The line has been widely interpreted. In 2010, Dan Piepenbring, writer for The Paris Review, summarized a large amount of the attention directed towards the poem:Since [the poem's publication], that last line has inspired reams of analysis and debate—is it a lament? Is it a joke, a kind of boast? Did Wright intend to undercut or to bolster his pastoral scene with it? Could it be a winking response to Rilke, whose "Archaic Torso of Apollo" concludes with the imperative "You must change your life"?
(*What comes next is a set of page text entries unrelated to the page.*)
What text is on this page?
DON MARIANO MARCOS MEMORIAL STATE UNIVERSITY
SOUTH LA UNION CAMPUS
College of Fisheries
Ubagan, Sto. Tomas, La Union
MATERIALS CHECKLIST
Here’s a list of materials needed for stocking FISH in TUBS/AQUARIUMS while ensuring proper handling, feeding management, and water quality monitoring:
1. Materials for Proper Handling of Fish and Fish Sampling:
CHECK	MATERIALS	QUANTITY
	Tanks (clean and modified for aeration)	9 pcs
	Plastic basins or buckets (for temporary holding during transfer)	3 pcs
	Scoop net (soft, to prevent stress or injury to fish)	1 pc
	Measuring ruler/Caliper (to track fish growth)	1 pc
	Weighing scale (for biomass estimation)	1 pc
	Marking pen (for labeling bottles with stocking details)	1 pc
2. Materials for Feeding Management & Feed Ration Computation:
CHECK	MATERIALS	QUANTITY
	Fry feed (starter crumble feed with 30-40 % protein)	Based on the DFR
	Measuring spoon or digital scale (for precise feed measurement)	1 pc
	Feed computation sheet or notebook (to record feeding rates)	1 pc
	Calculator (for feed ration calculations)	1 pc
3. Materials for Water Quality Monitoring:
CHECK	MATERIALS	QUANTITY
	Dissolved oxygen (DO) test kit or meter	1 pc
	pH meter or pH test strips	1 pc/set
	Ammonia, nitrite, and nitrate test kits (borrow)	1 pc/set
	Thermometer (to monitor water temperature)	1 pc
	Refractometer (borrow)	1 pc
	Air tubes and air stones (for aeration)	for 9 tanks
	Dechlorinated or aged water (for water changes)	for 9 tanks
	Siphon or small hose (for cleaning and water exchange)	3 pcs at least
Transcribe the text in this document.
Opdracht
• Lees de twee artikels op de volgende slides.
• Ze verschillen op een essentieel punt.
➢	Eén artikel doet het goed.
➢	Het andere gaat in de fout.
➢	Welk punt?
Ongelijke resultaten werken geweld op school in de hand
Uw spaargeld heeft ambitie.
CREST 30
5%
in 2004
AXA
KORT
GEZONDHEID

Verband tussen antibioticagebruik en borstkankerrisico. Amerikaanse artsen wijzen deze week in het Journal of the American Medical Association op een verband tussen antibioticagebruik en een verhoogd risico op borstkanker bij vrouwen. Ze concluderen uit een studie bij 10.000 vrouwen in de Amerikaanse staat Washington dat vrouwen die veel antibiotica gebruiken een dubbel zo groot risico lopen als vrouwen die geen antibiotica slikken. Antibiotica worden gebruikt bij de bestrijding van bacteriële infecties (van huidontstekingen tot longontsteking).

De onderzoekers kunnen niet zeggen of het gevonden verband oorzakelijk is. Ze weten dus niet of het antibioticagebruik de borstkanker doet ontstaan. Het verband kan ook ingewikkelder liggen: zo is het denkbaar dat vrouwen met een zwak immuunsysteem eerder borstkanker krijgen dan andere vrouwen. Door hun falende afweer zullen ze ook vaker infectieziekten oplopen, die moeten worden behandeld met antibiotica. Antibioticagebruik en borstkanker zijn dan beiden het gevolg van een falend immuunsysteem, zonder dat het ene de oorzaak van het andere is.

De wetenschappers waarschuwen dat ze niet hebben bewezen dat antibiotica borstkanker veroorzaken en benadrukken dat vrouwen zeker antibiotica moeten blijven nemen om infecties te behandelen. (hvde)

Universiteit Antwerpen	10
Some have argued the line has no meaning. Thom Gunn asserted this was the case in 1964, writing that the line was "...certainly meaningless. The more one searches for an explicit meaning in it, the vaguer it becomes. Other general statements of different import could well be substituted for it and the poem would neither gain nor lose strength." Robert Bly, a friend of Wright, wrote a counter-argument to this interpretation however, criticizing Gunn and accusing him of being unable to relate to the emotion expressed by the line. Decades after the debate, David Mitchell theorized that the line was an optimistic one, writing: "...I hear him exhale it with a wry laugh".

The final line has also been interpreted as a representation of manic depression and bipolar disorder, both of which Wright had struggled with and often wrote about.

The line is discussed in Ann Beattie's short story "Yancey".

==Influences==
Wright acknowledged that he was influenced by Chinese poetry in writing "Lying in a Hammock..." in an interview with Dave Smith. This influence has been discussed by academics including Sven Birkerts.

==Popularity and influence==
The poem has been widely anthologized. It is one of novelist David Mitchell's favorite pieces of writing.

The poem's final line has been hailed as one of the greatest lines in modern poetry. Although there were degrees of polarization about the line's abrasiveness, it has been credited as influential in the development of deep image and modernist poetry.